Tendulkar has been one of Test cricket's greatest batsmen. His strokeplay brought us many, many hours of pleasure; statistically, some of his records will, in all probability, never be broken; his discipline and dedication and the spirit in which he played the game have been an inspiration for other players and spectators alike. But, as has been evident through his playing career, he was never going to be such an aggressive advocate for Indian cricket players. Indeed, if anything, by virtue of his famed reticence and refusal to be drawn into controversy, he has, perhaps wittingly, perhaps not, become an establishment man. It was only appropriate then, that this retirement announcement would be issued as a statement by the BCCI.

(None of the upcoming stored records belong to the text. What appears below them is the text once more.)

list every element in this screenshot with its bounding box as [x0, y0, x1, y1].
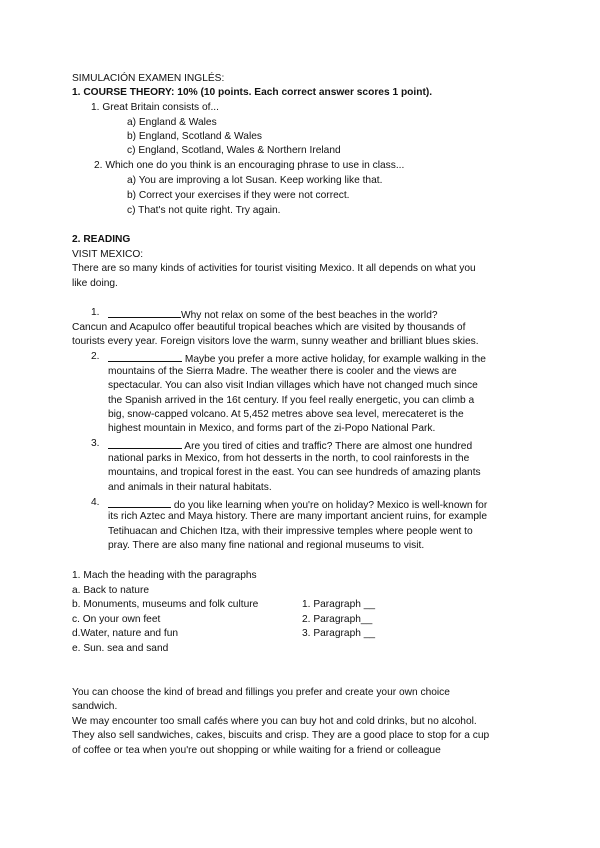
document-title: SIMULACIÓN EXAMEN INGLÉS: — [72, 73, 225, 84]
reading-subheading: VISIT MEXICO: — [72, 249, 144, 260]
question-1-option-b: b) England, Scotland & Wales — [127, 131, 262, 142]
question-1-option-c: c) England, Scotland, Wales & Northern Ireland — [127, 145, 341, 156]
closing-line: They also sell sandwiches, cakes, biscuits and crisp. They are a good place to stop for a cup — [72, 730, 490, 741]
paragraph-1-line: Cancun and Acapulco offer beautiful tropical beaches which are visited by thousands of — [72, 322, 466, 333]
match-heading-b: b. Monuments, museums and folk culture — [72, 599, 259, 610]
question-2-option-b: b) Correct your exercises if they were not correct. — [127, 190, 350, 201]
reading-intro-line: like doing. — [72, 278, 118, 289]
heading-blank-3 — [108, 439, 182, 449]
paragraph-3-line: national parks in Mexico, from hot desserts in the north, to cool rainforests in the — [108, 453, 470, 464]
match-answer-2: 2. Paragraph__ — [302, 614, 373, 625]
question-2-option-a: a) You are improving a lot Susan. Keep working like that. — [127, 175, 383, 186]
match-heading-e: e. Sun. sea and sand — [72, 643, 169, 654]
match-heading-a: a. Back to nature — [72, 585, 150, 596]
paragraph-4-line: pray. There are also many fine national and regional museums to visit. — [108, 540, 425, 551]
match-instruction: 1. Mach the heading with the paragraphs — [72, 570, 257, 581]
question-1-option-a: a) England & Wales — [127, 117, 217, 128]
match-heading-c: c. On your own feet — [72, 614, 161, 625]
section-course-theory-heading: 1. COURSE THEORY: 10% (10 points. Each correct answer scores 1 point). — [72, 87, 433, 98]
closing-line: You can choose the kind of bread and fillings you prefer and create your own choice — [72, 687, 450, 698]
closing-line: sandwich. — [72, 701, 118, 712]
reading-intro-line: There are so many kinds of activities for tourist visiting Mexico. It all depends on what you — [72, 263, 476, 274]
closing-line: of coffee or tea when you're out shopping or while waiting for a friend or colleague — [72, 745, 441, 756]
paragraph-3-first-line: Are you tired of cities and traffic? There are almost one hundred — [108, 439, 472, 452]
match-answer-1: 1. Paragraph __ — [302, 599, 376, 610]
question-2-stem: 2. Which one do you think is an encouraging phrase to use in class... — [94, 160, 405, 171]
heading-blank-4 — [108, 498, 171, 508]
paragraph-3-line: mountains, and tropical forest in the east. You can see hundreds of amazing plants — [108, 467, 481, 478]
paragraph-2-line: highest mountain in Mexico, and forms part of the zi-Popo National Park. — [108, 423, 436, 434]
paragraph-3-line: and animals in their natural habitats. — [108, 482, 272, 493]
question-1-stem: 1. Great Britain consists of... — [91, 102, 219, 113]
paragraph-4-first-line: do you like learning when you're on holiday? Mexico is well-known for — [108, 498, 487, 511]
paragraph-4-line: Tetihuacan and Chichen Itza, with their impressive temples where people went to — [108, 526, 473, 537]
paragraph-4-number: 4. — [91, 497, 100, 508]
paragraph-2-line: mountains of the Sierra Madre. The weather there is cooler and the views are — [108, 366, 457, 377]
paragraph-4-line: its rich Aztec and Maya history. There are many important ancient ruins, for example — [108, 511, 487, 522]
heading-blank-2 — [108, 352, 182, 362]
paragraph-1-first-line: Why not relax on some of the best beaches in the world? — [108, 308, 438, 321]
paragraph-2-first-line: Maybe you prefer a more active holiday, for example walking in the — [108, 352, 486, 365]
match-heading-d: d.Water, nature and fun — [72, 628, 179, 639]
paragraph-2-number: 2. — [91, 351, 100, 362]
paragraph-2-line: the Spanish arrived in the 16t century. If you feel really energetic, you can climb a — [108, 395, 475, 406]
paragraph-2-line: spectacular. You can also visit Indian villages which have not changed much since — [108, 380, 478, 391]
paragraph-3-number: 3. — [91, 438, 100, 449]
paragraph-1-number: 1. — [91, 307, 100, 318]
section-reading-heading: 2. READING — [72, 234, 131, 245]
match-answer-3: 3. Paragraph __ — [302, 628, 376, 639]
heading-blank-1 — [108, 308, 181, 318]
paragraph-2-line: big, snow-capped volcano. At 5,452 metres above sea level, merecateret is the — [108, 409, 464, 420]
question-2-option-c: c) That's not quite right. Try again. — [127, 205, 281, 216]
paragraph-1-line: tourists every year. Foreign visitors love the warm, sunny weather and brilliant blues skies. — [72, 336, 479, 347]
closing-line: We may encounter too small cafés where you can buy hot and cold drinks, but no alcohol. — [72, 716, 477, 727]
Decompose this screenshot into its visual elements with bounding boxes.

This absence of a confrontational streak, this refusal to engage in reform, this unwillingness to be drawn into battles off the pitch, do not sully Tendulkar as a cricket player; these lacunae do not diminish his records or lead us to think less of him as a human being. He has borne the burden of unreasonable adulation for very long and still managed to perform at a very high level. And all too many of us would not seek out battle with our bosses.
But the lack of a Tendulkar-led or -inspired player action against the BCCI is still cause for regret, for the sense of a missed opportunity is, for me at least, palpable. During Tendulkar's tenure the BCCI became ever more powerful and wealthy; it became ever more entrenched as the absolute controller of Indian cricket (a fact it asserted with a brutal display of heavy-handedness during the ICL saga). In this same period, Tendulkar, by dint of his extended career, became a kind of Grand Old Man of Indian cricket, moving from fresh-faced teenager to wizened veteran. His voice had acquired considerable sagacity. If any sand could have been thrown in the wheels of the BCCI juggernaut, it would have best originated from Tendulkar.
That moment has now passed. It is unclear whether any Indian player in the future will ever command such "soft" power as Tendulkar did. MS Dhoni, for all his fame, does not meet the bill. (And indeed, as is already evident, he can be just as tight-lipped as Tendulkar.)
So as I prepare to bid farewell to this great batsman, my wistfulness will be coloured by a sense of another kind of loss, of a seemingly singular moment in time - with respect to player-BCCI relations - having come and gone.